Magnetic Shielding with saturation effects
The Magnetic Shielding boundary condition now supports magnetic saturation in the Magnetic Fields interface; the Magnetic Fields, No Currents interface; and the Magnetic and Electric Fields interface. The effect is important when designing thin, high-permeability shields for sensitive electronics, for example, photomultiplier tubes. Such shields easily saturate and, above the saturation limit, the shielding efficiency drops substantially.
Merged, updated, and enhanced Coil features
The Single-Turn Coil and Multi-Turn Coil features in the Magnetic Fields interface and the Magnetic and Electric Fields interface have been merged into a single Coil feature.
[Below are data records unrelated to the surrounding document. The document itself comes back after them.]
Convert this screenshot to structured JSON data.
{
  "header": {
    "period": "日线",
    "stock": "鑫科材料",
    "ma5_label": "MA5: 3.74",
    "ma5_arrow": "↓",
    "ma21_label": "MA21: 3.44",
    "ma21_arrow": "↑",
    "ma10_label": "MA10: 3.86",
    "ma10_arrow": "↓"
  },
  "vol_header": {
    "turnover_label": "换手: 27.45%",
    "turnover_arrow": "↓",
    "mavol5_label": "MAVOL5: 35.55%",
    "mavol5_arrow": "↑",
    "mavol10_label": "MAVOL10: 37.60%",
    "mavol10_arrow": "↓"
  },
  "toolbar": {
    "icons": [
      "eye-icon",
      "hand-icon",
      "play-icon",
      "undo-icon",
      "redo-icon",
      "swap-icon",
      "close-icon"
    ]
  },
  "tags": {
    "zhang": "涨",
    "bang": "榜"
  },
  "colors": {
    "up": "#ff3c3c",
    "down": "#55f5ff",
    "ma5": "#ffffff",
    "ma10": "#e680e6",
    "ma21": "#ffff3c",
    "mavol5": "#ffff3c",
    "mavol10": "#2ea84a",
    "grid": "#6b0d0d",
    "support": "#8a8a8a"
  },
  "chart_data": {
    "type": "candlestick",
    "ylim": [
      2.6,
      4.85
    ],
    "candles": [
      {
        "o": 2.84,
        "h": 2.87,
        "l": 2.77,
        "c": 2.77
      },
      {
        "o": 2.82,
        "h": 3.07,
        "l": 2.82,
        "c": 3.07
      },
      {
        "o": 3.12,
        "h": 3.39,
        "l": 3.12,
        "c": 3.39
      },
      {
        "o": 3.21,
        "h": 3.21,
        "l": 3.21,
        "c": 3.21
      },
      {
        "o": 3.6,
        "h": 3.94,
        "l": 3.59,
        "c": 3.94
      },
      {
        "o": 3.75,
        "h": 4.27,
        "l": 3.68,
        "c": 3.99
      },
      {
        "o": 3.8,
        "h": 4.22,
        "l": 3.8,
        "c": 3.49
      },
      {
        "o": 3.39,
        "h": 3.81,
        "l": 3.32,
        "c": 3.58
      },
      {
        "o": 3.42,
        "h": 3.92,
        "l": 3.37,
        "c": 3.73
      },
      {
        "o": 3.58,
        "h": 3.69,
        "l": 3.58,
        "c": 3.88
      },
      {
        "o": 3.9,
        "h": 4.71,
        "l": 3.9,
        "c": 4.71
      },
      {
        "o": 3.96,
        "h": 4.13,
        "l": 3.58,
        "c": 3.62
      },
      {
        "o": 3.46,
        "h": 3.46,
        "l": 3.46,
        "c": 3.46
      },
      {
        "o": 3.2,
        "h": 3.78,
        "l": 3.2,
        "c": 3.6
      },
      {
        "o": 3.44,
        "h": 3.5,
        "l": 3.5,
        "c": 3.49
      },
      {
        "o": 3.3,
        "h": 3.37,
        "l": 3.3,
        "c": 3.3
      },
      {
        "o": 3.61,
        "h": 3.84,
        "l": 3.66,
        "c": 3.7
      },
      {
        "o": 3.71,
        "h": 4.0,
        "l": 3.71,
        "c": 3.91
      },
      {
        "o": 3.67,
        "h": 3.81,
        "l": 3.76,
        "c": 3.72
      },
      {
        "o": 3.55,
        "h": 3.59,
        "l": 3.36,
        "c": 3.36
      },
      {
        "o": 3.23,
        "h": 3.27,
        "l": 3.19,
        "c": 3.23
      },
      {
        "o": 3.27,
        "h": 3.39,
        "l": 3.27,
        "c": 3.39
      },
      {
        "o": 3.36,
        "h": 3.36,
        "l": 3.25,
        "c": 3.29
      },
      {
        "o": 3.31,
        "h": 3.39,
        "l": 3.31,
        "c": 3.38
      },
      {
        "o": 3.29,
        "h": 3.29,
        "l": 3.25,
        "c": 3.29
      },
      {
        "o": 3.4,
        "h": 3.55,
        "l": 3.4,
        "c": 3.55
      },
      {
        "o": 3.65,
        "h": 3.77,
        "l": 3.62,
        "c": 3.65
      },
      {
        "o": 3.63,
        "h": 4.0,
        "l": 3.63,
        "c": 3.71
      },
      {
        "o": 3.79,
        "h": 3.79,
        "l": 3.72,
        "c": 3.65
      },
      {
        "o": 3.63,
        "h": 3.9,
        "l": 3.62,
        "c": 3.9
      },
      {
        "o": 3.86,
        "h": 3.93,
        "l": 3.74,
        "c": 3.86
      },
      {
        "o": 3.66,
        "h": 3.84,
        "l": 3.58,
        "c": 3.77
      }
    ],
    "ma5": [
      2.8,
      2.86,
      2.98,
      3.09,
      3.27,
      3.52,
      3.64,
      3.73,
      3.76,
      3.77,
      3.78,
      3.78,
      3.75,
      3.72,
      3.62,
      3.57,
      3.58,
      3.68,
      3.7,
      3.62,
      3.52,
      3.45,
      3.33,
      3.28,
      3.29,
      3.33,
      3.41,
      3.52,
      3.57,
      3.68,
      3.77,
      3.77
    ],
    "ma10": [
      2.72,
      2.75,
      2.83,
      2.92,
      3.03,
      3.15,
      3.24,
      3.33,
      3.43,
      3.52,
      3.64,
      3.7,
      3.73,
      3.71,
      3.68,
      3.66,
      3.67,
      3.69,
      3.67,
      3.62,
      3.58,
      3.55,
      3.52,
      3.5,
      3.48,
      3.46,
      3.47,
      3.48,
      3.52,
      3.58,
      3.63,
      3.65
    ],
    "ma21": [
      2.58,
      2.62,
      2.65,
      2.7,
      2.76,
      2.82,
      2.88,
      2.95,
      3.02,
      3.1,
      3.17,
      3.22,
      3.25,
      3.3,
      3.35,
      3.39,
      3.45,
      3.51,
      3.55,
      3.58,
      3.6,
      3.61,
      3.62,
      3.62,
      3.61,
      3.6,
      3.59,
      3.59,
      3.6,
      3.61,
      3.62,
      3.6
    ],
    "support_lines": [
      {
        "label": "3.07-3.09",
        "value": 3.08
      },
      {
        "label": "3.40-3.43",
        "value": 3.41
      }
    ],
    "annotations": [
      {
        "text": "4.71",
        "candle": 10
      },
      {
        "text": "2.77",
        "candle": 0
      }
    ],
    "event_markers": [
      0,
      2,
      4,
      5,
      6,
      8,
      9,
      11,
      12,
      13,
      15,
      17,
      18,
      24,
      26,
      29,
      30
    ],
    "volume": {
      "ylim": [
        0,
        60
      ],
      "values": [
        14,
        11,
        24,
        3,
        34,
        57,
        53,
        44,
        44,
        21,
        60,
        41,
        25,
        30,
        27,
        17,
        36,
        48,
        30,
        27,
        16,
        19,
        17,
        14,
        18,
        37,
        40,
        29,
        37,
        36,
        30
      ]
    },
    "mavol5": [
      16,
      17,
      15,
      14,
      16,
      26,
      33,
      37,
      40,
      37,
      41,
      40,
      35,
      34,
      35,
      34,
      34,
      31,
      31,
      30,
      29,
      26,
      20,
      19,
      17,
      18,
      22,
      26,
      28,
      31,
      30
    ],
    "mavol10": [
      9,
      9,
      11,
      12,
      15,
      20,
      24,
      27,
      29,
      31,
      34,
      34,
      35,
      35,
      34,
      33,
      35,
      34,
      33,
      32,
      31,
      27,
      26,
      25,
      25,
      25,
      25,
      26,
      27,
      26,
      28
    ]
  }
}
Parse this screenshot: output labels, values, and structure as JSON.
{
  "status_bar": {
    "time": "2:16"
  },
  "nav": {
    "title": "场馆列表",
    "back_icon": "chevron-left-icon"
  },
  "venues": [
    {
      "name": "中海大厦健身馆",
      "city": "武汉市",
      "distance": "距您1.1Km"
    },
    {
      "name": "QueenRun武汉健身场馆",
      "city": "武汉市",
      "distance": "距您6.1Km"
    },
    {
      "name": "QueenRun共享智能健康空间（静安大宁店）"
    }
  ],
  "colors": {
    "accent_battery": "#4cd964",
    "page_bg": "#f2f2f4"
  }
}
It provides a more streamlined workflow and better flexibility:
The Coil Geometry Analysis preprocessing step can now handle single-conductor (old Single-Turn) 3D coils. This allows for the modeling of arbitrary shaped conductor as sources of excitation for the magnetic interfaces, with better convergence properties than the old Single-Turn Coil features.
Coil Geometry Analysis now supports boundary coils in addition to domain coils.
Single-conductor coils with voltage excitation can now be solved in time-dependent studies (in the Magnetic Fields interface).
Single-conductor coils now apply their excitation as an external electric field, giving physically meaningful electric fields in the entire geometry.
Domain Terminal
The Terminal feature in the Electric Currents and Electrostatics interface is now also available on the domain level. This is convenient for more geometrically complex electrodes that would involve the selection of a large number of boundaries when using a terminal at the boundary level. The unknowns for the electric potential inside the terminal’s domain selection are not solved for but replaced by a variable. This is useful when modeling electrodes with a finite thickness that is respected by the geometry.